Contrairement à Widodo, Prabowo est une figure beaucoup plus mondaine, ayant vécu à l’étranger pendant diverses parties de sa vie, notamment à l’université de Londres.
Il parle couramment l’anglais et a également surpris beaucoup de monde lorsqu’il a personnellement proposé un plan de paix détaillé pour la guerre russe en Ukraine lors d’un discours au dialogue de Shangri-La à Singapour l’année dernière.
Alors que la politique étrangère a été largement absente des sujets de discussion de cette élection, Prabowo a réaffirmé son engagement à ce que l’Indonésie soit « non alignée », ce qui signifie qu’elle ne soutient ni ne dépend d’un bloc de puissance majeur ou d’un pays puissant.
Malgré la dépendance économique croissante de l’Indonésie à l’égard de la Chine, il est peu probable qu’il détourne la diplomatie indonésienne de son approche discrète et équilibrée.
L’Australie pourrait naviguer en douceur
Cela peut paraître étrange, mais un homme qui s’est vu autrefois interdire l’entrée en Australie pourrait s’avérer être une contrepartie facile à gérer pour les dirigeants du pays.
Le bilan de Prabowo en matière de droits humains l’a placé sur la liste noire d’Australie jusqu’en 2014, mais cette interdiction a été levée avant son élection. visite dans le pays en 2019 en tant que ministre de la Défense.
Au cours des douze derniers mois, il a reçu à Jakarta le vice-premier ministre australien et son homologue de la défense, Richard Marles.
Les deux hommes ont travaillé à l’amélioration d’un accord de coopération en matière de défense existant, qui pourrait inclure un accès réciproque aux bases pour la formation.
Il s’agit toujours d’une question sensible pour l’Indonésie, mais lors de sa dernière visite à Jakarta, M. Marles a déclaré que Prabowo était positif quant aux négociations en vue d’un accord amélioré.
Prabowo s’est également montré moins préoccupé par l’acquisition par l’Australie de sous-marins à propulsion nucléaire dans le cadre de l’accord AUKUS dans ses commentaires publics, bien que des pays comme la Chine et la Malaisie aient exprimé leur opposition à l’accord.
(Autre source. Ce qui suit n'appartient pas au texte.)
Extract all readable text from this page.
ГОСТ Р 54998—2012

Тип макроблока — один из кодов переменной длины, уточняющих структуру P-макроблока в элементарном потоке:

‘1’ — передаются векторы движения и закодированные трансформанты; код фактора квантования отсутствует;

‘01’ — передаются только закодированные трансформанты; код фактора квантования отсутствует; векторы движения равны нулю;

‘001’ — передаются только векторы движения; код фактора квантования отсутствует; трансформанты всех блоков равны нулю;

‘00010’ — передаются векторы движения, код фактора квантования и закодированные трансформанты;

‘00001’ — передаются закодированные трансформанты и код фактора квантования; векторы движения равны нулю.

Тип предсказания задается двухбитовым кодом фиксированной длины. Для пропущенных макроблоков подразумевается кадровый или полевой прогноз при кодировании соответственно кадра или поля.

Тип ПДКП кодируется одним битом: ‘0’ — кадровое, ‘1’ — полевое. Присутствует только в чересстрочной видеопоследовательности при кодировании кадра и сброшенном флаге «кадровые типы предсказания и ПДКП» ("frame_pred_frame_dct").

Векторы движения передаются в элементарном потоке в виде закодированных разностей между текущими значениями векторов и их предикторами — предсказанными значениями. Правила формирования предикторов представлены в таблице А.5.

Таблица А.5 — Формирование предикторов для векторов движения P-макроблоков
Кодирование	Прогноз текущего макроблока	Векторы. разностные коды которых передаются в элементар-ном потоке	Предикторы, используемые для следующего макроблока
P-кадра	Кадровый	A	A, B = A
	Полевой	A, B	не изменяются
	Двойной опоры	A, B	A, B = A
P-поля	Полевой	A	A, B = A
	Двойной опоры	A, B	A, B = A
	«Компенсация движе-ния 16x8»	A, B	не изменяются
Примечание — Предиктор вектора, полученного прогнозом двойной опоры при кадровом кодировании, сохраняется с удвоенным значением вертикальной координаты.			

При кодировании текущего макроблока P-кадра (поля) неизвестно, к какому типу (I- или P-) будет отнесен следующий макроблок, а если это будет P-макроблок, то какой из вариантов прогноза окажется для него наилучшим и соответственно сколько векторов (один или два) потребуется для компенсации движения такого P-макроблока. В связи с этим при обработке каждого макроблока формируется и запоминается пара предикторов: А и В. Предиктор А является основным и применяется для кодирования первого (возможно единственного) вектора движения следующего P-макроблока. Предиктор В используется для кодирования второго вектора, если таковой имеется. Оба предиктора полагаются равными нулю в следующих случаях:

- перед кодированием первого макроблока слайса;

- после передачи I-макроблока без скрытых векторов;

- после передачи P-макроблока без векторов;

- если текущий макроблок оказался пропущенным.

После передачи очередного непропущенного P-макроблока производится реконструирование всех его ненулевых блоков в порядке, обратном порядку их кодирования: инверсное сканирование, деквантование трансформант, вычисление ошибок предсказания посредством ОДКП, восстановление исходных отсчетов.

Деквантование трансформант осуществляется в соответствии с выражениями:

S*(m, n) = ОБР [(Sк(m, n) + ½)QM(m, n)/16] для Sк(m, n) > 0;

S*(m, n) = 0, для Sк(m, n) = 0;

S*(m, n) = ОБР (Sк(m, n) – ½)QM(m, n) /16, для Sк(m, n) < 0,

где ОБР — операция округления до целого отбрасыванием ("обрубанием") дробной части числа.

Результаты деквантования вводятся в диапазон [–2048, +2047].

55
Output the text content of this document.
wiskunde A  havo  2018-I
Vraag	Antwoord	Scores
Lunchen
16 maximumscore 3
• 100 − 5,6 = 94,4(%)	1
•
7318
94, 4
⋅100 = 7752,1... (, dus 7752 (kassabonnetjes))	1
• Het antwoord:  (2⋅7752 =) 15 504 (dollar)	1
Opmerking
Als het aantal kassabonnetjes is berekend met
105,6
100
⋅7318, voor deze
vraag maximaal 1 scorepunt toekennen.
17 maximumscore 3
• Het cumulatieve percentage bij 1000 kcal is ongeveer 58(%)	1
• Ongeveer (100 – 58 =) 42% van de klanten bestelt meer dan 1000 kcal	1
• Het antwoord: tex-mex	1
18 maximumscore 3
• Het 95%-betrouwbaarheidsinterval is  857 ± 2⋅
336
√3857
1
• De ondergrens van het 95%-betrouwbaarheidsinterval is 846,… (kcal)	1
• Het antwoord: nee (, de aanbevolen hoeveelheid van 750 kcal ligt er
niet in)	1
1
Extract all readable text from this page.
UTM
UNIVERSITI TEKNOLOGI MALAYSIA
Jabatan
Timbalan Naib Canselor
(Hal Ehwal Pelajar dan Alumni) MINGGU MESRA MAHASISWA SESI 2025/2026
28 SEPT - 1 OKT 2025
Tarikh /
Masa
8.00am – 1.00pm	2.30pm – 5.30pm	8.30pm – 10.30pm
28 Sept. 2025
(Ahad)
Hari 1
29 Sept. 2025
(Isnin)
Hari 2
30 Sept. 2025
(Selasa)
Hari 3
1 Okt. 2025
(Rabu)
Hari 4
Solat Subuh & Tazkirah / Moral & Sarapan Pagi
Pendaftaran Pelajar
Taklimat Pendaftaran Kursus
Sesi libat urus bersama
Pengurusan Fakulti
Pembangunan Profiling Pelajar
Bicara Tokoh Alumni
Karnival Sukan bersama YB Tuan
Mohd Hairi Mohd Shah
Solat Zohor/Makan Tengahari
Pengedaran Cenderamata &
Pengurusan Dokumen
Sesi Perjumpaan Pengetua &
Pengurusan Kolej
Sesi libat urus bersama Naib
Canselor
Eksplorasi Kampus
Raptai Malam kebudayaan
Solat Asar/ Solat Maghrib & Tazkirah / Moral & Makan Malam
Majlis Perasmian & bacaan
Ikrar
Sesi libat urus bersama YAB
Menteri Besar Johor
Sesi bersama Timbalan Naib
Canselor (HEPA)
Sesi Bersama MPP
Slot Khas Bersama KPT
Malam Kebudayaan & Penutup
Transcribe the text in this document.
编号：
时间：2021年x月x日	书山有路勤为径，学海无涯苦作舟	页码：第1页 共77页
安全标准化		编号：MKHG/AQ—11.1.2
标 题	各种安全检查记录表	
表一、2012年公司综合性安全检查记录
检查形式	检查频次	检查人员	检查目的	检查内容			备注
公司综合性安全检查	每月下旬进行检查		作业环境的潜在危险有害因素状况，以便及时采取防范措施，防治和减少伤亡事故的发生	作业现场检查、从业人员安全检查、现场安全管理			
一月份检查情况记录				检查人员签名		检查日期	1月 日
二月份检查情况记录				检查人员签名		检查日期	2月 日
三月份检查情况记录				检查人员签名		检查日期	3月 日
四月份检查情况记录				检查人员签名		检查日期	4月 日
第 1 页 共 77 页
Des militants affirment que la campagne de Prabowo a enfreint les règles électorales
Dans les jours qui ont précédé le vote, un groupe de militants a publié un documentaire affirmant que les ressources du président sortant, Jokowi, étaient utilisées pour stimuler la campagne de Prabowo auprès des électeurs.
Dandhy Dwi Laksono, un éminent journaliste indonésien et réalisateur du documentaire Dirty Money, a affirmé que le soutien du gouvernement à la campagne de Prabowo constituait une violation des règles électorales.
Habiburokhman, vice-président de l’équipe de campagne de Prabowo, a qualifié le documentaire de calomnieux et dit au Guardian c’était “très présomptif et très peu scientifique”.
Le bureau présidentiel a nié toute ingérence de Jokowi dans le vote.
Mais des centaines d’étudiants et de militants indonésiens ont manifesté lundi contre ce qu’ils considèrent comme un abus de pouvoir du président visant à influencer les électeurs en faveur de Prabowo.
“Jokowi était autrefois considéré comme un nouvel espoir, nous l’appelons un nouveau désastre”, a déclaré un manifestant à Reuters.
Les critiques ont également souligné que le fils du président, Gibran Rakanuming Raka, a pu se présenter à la course présidentielle alors qu’il n’avait pas atteint l’âge minimum requis de 40 ans.
Un tribunal présidé par le beau-frère de Jokowi a approuvé une échappatoire pour qu’il puisse se présenter.
Des militants et certains groupes d’étudiants affirment qu’il s’agit d’une continuation d’une décennie d’érosion de la démocratie sous Jokowi.
Ils soulignent l’affaiblissement du dispositif de surveillance anti-corruption et un nouveau code pénal qui menace d’une peine de prison toute insulte au président et à l’armée.